As much as he scoffed at tradition, though, George still bore the hallmarks of his upbringing, and though he was quite a bit younger than Harold, he taught him a great deal. It was George who taught him to make tea the way he would for the rest of his life, for example. It was George who taught him about classical music—one of their first outings together was to the National Symphony Orchestra, to see them perform Beethoven’s Fifth. George who got Harold listening to the police dramas that he would enjoy for the rest of his life.

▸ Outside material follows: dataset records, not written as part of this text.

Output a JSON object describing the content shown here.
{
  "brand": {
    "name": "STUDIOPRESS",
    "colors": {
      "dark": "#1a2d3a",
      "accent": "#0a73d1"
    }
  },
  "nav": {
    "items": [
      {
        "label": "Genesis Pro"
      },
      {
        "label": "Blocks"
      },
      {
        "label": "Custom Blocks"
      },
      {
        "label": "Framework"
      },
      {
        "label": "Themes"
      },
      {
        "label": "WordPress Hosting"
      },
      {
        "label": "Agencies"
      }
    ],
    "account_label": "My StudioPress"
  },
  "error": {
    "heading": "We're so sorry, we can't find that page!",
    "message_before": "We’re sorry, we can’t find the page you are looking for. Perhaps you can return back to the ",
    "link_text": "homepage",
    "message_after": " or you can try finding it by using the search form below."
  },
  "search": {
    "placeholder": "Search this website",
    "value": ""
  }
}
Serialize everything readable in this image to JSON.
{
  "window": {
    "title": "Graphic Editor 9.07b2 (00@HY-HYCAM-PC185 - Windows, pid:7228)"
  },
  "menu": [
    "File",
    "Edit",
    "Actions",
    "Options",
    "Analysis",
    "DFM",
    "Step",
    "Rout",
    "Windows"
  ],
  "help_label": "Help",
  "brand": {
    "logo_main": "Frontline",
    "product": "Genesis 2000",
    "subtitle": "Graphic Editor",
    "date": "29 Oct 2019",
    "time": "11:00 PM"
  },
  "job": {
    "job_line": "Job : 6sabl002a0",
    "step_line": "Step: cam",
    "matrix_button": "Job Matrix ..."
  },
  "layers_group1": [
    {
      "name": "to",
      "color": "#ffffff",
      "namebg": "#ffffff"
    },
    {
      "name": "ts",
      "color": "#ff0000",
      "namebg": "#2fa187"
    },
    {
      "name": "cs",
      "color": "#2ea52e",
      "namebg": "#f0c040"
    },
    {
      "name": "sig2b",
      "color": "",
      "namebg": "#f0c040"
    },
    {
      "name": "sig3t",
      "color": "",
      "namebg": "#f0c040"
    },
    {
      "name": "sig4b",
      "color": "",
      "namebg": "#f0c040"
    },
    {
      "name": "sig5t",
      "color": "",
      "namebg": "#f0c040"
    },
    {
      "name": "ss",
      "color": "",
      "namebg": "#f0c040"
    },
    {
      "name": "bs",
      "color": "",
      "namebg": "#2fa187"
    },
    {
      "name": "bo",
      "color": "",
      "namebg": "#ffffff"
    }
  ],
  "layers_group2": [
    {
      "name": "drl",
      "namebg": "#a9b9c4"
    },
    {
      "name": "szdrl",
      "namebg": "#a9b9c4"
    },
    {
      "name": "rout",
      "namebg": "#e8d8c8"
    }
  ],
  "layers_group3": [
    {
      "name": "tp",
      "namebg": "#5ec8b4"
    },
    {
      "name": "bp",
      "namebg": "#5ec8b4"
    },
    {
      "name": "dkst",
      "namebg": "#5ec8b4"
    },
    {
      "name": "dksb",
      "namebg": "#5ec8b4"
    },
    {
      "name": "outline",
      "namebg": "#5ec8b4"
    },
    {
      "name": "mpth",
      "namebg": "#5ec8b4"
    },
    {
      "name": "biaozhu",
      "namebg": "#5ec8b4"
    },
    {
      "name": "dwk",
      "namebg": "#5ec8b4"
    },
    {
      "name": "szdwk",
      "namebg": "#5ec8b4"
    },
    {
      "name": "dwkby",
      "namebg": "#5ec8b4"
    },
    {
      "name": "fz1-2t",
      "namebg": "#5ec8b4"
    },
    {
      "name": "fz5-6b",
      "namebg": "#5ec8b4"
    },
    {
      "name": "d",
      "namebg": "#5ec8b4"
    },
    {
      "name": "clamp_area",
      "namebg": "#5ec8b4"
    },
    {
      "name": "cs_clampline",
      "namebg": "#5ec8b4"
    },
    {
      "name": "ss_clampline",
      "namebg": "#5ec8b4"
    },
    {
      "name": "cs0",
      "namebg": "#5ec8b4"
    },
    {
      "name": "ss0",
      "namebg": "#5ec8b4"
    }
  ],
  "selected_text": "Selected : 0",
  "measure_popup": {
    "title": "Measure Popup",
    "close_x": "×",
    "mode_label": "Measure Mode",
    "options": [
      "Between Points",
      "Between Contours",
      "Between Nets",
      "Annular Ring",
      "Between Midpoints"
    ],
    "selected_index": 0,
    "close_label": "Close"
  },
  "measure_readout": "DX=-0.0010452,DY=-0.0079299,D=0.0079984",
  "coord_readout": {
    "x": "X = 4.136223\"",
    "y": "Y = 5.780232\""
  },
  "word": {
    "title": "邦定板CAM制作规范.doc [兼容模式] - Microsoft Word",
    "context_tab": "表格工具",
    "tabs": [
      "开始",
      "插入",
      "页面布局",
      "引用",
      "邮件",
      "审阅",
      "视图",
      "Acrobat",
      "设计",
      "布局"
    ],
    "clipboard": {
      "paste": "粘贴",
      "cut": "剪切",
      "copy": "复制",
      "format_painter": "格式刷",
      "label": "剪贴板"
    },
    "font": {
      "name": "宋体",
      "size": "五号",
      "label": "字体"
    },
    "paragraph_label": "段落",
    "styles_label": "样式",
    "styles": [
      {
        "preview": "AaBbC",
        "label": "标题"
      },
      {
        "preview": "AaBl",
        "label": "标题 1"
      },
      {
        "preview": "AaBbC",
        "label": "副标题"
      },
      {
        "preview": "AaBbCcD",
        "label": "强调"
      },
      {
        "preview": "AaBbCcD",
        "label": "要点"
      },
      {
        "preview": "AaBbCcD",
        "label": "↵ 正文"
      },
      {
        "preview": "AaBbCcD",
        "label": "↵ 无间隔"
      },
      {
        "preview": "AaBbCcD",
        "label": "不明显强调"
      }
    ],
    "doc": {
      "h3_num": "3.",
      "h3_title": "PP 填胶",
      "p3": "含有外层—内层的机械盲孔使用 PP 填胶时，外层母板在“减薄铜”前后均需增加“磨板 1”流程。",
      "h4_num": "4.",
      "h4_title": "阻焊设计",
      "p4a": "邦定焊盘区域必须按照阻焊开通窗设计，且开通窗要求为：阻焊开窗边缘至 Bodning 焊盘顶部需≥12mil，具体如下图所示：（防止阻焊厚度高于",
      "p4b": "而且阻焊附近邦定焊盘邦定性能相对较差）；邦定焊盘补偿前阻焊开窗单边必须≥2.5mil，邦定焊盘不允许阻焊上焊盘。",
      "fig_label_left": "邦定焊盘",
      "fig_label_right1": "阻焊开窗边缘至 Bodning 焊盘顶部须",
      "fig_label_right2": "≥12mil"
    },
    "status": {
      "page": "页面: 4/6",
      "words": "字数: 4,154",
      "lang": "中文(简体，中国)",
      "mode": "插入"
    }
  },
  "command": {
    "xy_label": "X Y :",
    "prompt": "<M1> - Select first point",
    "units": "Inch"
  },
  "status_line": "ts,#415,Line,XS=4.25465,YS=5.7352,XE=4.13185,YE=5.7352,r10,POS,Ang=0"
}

Harold felt safe, at first, in Washington. There was a community, a movement—the fellowship that Harold had mentioned in his letters to Ernest. The city felt modern. The war had ended: it was a new era.
This sense of safety extended even to his work. There were several other men and women like him. He had even seen his boss, Conrad Lewey, at the Horseshoe one night—although Harold normally avoided places as indiscreet as that one, he had been dragged there with George, tipsy, after a long night—and Lewey had nodded to him from across the room. Harold did not approach him in person; there was no need to press the matter further. Lewey had looked stricken, anyway, as if he didn’t want to be recognized. Still, Harold took this exchange as a positive sign: a sign of an ally within the department.
The rest of his colleagues, too, were intellectuals, progressive, subversive in their way. It was true: they worked for the government, but it was with a sort of tacit agreement that they were doing it only to protect their peers. If they could prevent an attack on American soldiers, well, that was good and valuable work. When it came to the government officials to whom they reported, there was a collective eye roll, a kind of benevolent dismissiveness.